Once we reach our mid-20s – late 30s, for the dreamers – and we realise that a professional football career is potentially out of reach by now, Arrigo Sacchi is what all of us secretly dream of becoming. He was a shoe salesman who changed the game, famously telling reporters that just because he wasn't a horse, he could still become a jockey.
It was all foretold by TV mogul Silvio Berlusconi, arriving in a helicopter at the training ground in 1986 after buying Milan and saving the club from bankruptcy. The future Italian president promised the world, and the club didn't disappoint: playing a Total Football-tinged, high-pressing 4-4-2, Sacchi’s side – which featured Dutch trio Ruud Gullit, Marco van Basten and Frank Rijkaard, with Franco Baresi and Paolo Maldini minding the shop in defence – dominated opponents physically and tactically.
For two years, they'd dominate the Ballon d'Or, let alone European football. In the 1988/89 European Cup, they humiliated Real Madrid 5-0 in the semi-final second leg and Steaua Bucharest 4-0 in the final. Some argue the team that retained the trophy in 1990, letting in just three goals, was even more cultured.

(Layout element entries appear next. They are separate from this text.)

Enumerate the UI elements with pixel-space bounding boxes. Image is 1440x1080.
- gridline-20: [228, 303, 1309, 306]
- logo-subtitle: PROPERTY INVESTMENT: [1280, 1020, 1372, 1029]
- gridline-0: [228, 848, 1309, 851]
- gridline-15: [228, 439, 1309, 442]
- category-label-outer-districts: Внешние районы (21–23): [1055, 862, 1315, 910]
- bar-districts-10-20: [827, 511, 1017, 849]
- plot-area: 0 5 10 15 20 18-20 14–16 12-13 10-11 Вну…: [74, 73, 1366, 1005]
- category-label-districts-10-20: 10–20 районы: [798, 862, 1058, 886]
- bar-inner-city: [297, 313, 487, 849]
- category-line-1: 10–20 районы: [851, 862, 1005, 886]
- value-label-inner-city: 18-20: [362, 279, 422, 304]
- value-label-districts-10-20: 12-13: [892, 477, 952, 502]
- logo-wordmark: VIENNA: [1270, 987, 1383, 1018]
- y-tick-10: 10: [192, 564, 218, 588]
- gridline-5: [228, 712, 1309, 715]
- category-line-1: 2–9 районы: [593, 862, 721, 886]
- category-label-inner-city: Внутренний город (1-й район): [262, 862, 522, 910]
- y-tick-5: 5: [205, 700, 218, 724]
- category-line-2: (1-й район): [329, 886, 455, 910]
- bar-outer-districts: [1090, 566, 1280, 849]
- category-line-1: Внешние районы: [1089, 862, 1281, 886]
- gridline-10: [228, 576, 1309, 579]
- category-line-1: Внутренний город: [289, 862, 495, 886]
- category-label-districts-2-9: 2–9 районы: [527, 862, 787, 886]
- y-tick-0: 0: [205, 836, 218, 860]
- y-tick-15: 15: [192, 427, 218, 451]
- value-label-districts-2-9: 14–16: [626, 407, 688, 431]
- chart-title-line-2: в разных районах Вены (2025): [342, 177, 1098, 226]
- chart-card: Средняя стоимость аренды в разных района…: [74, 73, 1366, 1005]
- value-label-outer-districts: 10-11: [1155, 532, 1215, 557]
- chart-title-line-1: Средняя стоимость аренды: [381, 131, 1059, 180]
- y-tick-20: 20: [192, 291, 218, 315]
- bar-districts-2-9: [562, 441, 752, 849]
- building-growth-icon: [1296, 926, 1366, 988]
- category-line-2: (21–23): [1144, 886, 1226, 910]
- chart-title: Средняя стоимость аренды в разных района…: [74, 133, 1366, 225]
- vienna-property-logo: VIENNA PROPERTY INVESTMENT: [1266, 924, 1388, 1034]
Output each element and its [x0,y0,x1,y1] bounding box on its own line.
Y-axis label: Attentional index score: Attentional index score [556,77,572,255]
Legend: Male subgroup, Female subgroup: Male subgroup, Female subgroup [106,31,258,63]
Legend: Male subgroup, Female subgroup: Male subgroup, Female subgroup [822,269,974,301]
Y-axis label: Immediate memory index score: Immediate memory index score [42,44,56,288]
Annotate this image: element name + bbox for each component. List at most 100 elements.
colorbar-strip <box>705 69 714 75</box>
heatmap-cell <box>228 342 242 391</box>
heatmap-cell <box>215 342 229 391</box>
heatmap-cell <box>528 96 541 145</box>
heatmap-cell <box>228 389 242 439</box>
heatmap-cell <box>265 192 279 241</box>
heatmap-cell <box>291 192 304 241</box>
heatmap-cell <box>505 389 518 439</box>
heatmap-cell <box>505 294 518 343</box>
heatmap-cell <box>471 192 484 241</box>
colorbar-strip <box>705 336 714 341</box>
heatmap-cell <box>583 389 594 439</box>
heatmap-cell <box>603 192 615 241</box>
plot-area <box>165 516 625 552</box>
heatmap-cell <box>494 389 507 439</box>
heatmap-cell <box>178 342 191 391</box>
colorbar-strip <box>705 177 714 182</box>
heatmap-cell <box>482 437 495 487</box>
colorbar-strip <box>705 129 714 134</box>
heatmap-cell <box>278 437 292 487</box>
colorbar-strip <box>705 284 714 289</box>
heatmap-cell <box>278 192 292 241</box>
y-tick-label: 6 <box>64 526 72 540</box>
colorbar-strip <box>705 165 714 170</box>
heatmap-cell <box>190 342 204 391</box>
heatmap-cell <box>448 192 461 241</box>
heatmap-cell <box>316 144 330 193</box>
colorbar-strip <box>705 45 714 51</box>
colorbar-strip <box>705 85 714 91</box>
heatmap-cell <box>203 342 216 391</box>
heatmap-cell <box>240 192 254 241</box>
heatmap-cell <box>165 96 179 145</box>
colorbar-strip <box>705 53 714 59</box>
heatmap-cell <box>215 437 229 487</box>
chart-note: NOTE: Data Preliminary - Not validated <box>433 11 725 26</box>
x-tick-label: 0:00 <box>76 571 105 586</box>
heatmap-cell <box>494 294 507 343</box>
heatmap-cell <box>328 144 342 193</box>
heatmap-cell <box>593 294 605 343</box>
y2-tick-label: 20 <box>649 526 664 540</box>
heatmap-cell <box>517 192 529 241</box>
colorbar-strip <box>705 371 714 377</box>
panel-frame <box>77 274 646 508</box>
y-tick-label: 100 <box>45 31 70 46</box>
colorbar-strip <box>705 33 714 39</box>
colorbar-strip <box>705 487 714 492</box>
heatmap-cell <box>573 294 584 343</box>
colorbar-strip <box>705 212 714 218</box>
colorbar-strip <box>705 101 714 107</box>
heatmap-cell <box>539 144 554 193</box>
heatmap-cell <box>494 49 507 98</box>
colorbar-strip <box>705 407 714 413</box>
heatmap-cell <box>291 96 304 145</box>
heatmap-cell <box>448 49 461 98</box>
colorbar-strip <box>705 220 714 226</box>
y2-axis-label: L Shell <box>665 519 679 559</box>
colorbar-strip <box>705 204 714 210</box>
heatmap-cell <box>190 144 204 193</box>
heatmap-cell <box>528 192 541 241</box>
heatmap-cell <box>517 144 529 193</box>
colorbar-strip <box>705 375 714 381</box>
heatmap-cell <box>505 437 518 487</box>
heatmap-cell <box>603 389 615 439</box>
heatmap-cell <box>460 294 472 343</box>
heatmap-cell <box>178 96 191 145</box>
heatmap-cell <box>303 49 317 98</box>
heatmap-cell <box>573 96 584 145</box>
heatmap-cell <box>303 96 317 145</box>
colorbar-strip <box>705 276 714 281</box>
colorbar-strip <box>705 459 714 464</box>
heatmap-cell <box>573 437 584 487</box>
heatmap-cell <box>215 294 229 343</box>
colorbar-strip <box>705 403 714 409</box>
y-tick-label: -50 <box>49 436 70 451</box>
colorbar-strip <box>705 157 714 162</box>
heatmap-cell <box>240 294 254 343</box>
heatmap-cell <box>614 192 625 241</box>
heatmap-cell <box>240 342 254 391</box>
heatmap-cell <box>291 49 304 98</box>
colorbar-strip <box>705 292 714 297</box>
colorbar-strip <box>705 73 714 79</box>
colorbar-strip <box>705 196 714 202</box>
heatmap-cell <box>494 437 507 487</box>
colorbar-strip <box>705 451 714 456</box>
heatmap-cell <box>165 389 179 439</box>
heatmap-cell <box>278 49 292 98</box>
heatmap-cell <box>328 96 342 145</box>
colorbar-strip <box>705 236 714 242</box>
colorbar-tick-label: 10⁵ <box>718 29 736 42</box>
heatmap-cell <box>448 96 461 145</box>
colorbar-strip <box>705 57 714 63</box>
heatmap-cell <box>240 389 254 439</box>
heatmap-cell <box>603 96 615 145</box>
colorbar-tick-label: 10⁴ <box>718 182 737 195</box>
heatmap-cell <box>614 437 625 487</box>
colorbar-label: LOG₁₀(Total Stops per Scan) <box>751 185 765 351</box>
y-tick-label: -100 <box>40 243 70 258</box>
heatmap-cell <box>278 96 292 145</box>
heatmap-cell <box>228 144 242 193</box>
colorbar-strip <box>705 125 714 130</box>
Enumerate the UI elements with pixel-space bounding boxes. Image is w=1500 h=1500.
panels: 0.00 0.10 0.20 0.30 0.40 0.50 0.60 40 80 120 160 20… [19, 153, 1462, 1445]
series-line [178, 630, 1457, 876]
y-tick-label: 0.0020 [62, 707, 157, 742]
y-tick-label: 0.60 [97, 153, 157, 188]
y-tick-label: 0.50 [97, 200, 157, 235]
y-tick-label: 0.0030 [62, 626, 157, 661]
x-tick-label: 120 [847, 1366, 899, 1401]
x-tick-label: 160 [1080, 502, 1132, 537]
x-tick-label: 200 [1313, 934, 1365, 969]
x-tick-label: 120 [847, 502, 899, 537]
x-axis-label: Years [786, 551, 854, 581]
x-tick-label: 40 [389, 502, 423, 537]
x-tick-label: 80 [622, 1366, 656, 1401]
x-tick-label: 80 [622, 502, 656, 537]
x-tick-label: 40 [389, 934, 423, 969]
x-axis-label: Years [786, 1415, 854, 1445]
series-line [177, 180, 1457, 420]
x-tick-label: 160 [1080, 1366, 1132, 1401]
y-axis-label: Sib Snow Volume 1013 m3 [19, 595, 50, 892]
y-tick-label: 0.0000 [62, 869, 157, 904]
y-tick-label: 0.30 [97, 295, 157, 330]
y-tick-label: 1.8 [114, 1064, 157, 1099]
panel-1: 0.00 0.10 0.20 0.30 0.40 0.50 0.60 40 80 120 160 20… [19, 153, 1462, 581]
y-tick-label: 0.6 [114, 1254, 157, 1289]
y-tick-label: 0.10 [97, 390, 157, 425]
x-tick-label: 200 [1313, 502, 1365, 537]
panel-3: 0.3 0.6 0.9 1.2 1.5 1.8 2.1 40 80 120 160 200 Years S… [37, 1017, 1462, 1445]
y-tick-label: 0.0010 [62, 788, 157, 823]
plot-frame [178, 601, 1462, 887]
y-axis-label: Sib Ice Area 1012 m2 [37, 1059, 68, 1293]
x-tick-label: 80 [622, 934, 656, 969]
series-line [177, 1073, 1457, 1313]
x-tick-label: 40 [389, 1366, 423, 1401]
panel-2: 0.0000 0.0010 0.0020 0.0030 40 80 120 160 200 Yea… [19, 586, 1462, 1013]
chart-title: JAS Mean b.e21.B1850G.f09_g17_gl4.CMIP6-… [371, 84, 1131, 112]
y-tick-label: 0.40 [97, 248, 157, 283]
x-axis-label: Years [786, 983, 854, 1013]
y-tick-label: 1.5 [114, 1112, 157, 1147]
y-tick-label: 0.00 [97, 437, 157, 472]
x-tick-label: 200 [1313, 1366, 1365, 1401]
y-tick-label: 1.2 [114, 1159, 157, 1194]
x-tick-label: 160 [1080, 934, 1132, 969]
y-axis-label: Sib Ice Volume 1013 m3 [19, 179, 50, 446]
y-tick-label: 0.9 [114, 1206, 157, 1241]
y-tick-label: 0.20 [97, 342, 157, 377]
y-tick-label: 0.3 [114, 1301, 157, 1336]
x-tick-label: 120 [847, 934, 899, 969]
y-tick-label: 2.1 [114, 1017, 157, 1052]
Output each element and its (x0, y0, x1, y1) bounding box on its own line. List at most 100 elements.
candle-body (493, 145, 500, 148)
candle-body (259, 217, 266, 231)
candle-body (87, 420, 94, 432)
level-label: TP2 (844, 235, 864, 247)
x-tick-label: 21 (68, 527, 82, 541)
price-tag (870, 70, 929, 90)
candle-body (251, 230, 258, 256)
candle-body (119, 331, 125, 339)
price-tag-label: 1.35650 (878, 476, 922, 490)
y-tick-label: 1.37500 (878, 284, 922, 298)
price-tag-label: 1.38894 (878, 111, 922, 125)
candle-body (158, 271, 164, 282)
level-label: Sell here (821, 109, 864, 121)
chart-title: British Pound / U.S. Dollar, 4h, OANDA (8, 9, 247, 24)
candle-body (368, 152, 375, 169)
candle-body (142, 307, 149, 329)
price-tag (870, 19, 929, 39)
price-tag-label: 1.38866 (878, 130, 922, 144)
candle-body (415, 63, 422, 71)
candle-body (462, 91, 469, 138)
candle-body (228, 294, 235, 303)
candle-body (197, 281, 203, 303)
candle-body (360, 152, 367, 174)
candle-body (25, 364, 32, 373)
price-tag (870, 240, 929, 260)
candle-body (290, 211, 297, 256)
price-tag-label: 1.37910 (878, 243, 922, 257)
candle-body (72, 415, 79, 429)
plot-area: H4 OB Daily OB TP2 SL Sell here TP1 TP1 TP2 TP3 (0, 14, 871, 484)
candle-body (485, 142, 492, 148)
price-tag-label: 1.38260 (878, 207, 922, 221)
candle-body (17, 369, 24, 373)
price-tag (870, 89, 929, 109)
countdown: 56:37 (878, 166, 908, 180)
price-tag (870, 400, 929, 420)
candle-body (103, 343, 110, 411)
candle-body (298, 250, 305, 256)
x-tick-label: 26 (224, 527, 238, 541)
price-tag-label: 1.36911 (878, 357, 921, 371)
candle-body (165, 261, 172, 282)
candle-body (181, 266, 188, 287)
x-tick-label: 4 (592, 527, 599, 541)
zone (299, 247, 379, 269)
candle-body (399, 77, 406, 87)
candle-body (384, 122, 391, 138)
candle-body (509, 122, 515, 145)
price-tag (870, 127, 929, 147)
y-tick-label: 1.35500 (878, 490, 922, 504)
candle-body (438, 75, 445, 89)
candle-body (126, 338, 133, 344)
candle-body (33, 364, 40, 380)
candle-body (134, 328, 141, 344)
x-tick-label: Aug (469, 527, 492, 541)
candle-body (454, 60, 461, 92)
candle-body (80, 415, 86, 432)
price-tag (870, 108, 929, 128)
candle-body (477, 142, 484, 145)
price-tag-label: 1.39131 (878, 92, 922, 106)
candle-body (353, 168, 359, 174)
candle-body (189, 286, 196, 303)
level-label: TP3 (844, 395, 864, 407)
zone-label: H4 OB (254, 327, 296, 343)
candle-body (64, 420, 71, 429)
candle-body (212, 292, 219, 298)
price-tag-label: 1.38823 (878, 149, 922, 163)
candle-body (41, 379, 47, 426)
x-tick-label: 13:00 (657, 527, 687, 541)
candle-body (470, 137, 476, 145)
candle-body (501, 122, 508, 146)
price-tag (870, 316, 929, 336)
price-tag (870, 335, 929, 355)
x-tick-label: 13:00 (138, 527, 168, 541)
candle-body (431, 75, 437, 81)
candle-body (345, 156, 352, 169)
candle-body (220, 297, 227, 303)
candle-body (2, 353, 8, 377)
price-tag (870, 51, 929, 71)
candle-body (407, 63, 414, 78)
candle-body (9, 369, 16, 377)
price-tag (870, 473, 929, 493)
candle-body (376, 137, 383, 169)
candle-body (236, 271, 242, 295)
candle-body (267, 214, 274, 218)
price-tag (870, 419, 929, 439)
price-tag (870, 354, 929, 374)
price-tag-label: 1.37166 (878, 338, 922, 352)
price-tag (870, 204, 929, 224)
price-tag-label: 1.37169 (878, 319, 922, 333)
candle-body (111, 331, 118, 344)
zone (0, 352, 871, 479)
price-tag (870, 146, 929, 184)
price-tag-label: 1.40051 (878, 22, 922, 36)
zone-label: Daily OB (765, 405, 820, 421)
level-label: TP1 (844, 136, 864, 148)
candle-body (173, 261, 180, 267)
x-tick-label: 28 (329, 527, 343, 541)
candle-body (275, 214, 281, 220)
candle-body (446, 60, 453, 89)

Italy’s most successful European campaigners have enjoyed several stellar vintages, but the perfect storm of style and success came in a four-year flurry that blew away Italy’s boring football reputation.
1. Brazil, 1970

Brazil had had good sides before, but the team that swaggered to glory in 1970 will forever occupy a prominent place in the pantheon. It had to be them, didn't it?
After being hoofed out of the 1966 tournament, Pele was at his peak in a team of showstoppers. Alongside him up top was Tostao, with Roberto Rivellino and Jairzinho providing the ammunition from the flanks. Yes, the team had flaws. The back half wasn’t great, conceding against everyone but England. Yet even holding midfielder Clodoaldo dribbled past four Italians during a final that’s etched into legend as representing jogo bonito, the beautiful game, prioritising inventive attack over canny defence.
But this wasn't a team that was built on talent alone. Brazil arrived in Mexico weeks before the 1970 tournament to acclimatise to the thin air, using NASA tests to up their fitness levels. During the World Cup, they'd explode in the last 15 minutes when opponents were tiring.
Football would look so different without this team. The flying full-backs would become a Brazilian staple – Carlos Alberto's stunning volley would pave the way for Cafu and Carlos to come – while the integration of five no.10s into one XI looked impossible, but was implemented with each of them actually complementing one another.
For some, this side is the reason we call it the beautiful game. Collective technical perfection. For Pele's swansong, they had to do something special.